We're only at the beginning of this particular journey, but we're both hopeful that it will be a short one. Kelly goes for an EEG tomorrow and an MRI sometime this week too. Then we'll follow up with our family doctor to hear the verdict. We're praying that they will agree that all this was caused by Kelly having worked all night Thursday night (he was called out at 10pm and didn't get home until 5:30 am) and the fact that he hadn't eaten anything. We're praying that there is nothing more serious at the root of all this and that we can get back to our normal routine...
... but we're not discounting the fact that right here - this place of uncertainty and discomfort - is where we are most reliant on God.
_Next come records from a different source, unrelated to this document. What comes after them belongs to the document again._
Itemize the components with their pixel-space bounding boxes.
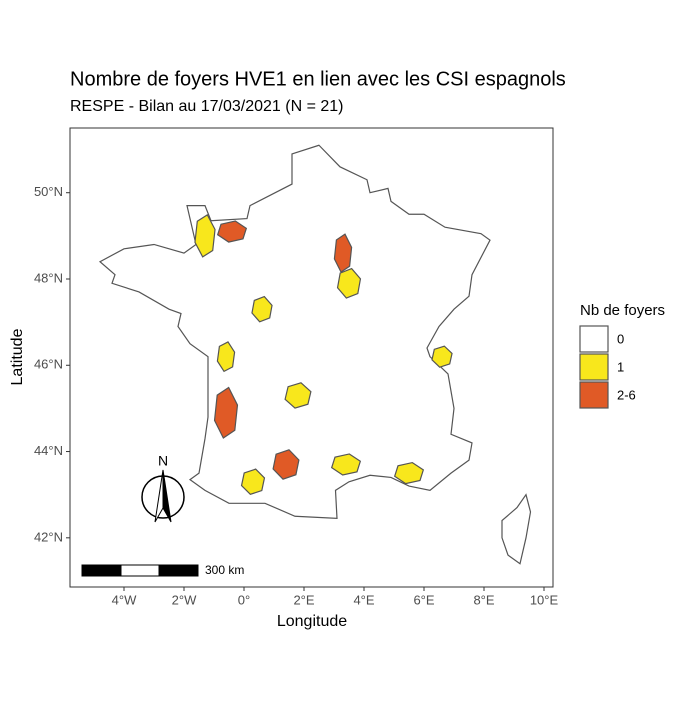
x-tick-label: 10°E [530, 592, 559, 607]
department [216, 341, 236, 373]
x-tick-label: 2°E [293, 592, 314, 607]
north-needle [162, 469, 172, 523]
department [216, 220, 248, 243]
scale-segment [81, 564, 122, 577]
y-tick-label: 44°N [34, 443, 63, 458]
department [284, 382, 312, 409]
y-tick-label: 42°N [34, 529, 63, 544]
legend-swatch [579, 353, 609, 381]
title: Nombre de foyers HVE1 en lien avec les C… [70, 68, 566, 90]
x-tick-label: 8°E [473, 592, 494, 607]
department [240, 468, 266, 496]
department [333, 233, 353, 273]
subtitle: RESPE - Bilan au 17/03/2021 (N = 21) [70, 98, 344, 115]
corsica-outline [501, 493, 532, 565]
x-tick-label: 4°W [112, 592, 137, 607]
legend-label: 2-6 [617, 387, 636, 402]
legend-label: 0 [617, 331, 624, 346]
legend-swatch [579, 381, 609, 409]
department [251, 295, 273, 323]
scale-label: 300 km [205, 563, 244, 577]
department [213, 386, 239, 439]
legend-label: 1 [617, 359, 624, 374]
y-tick-label: 50°N [34, 184, 63, 199]
scale-segment [158, 564, 199, 577]
x-tick-label: 4°E [353, 592, 374, 607]
department [194, 213, 216, 258]
scale-bar: 300 km [81, 563, 244, 577]
department [336, 267, 362, 299]
x-axis-title: Longitude [277, 613, 347, 630]
scale-segment [120, 564, 160, 577]
x-tick-label: 2°W [172, 592, 197, 607]
legend-title: Nb de foyers [580, 302, 665, 319]
legend-swatch [579, 325, 609, 353]
north-label: N [158, 453, 168, 469]
department [431, 345, 453, 368]
x-tick-label: 6°E [413, 592, 434, 607]
x-tick-label: 0° [238, 592, 250, 607]
y-tick-label: 48°N [34, 270, 63, 285]
department [393, 461, 425, 485]
y-tick-label: 46°N [34, 357, 63, 372]
y-axis-title: Latitude [9, 328, 26, 385]
department [272, 449, 300, 480]
north-arrow: N [141, 453, 185, 523]
department [330, 453, 362, 476]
It's where we learn to trust him more and where we learn to follow his lead. It's what we use to teach our children and it's what we use to boldly show you just exactly what our faith means to us.
"The Sovereign LORD is my strength; he makes my feet like the feet of a deer, he enables me to go on the heights." Habakkuk 3:19
I heard this verse both Thursday evening and Friday morning before all this happened. My study notes say, "God will give his followers strength and confidence in difficult times. They will run surefooted as deer across rough and dangerous terrain." I don't believe in coincidence so I believe that God was speaking to me through it and I'm claiming it as a message intended directly for me for the rest of this journey and I'm thanking him for it...
...may he rub off a few more rough edges because of this.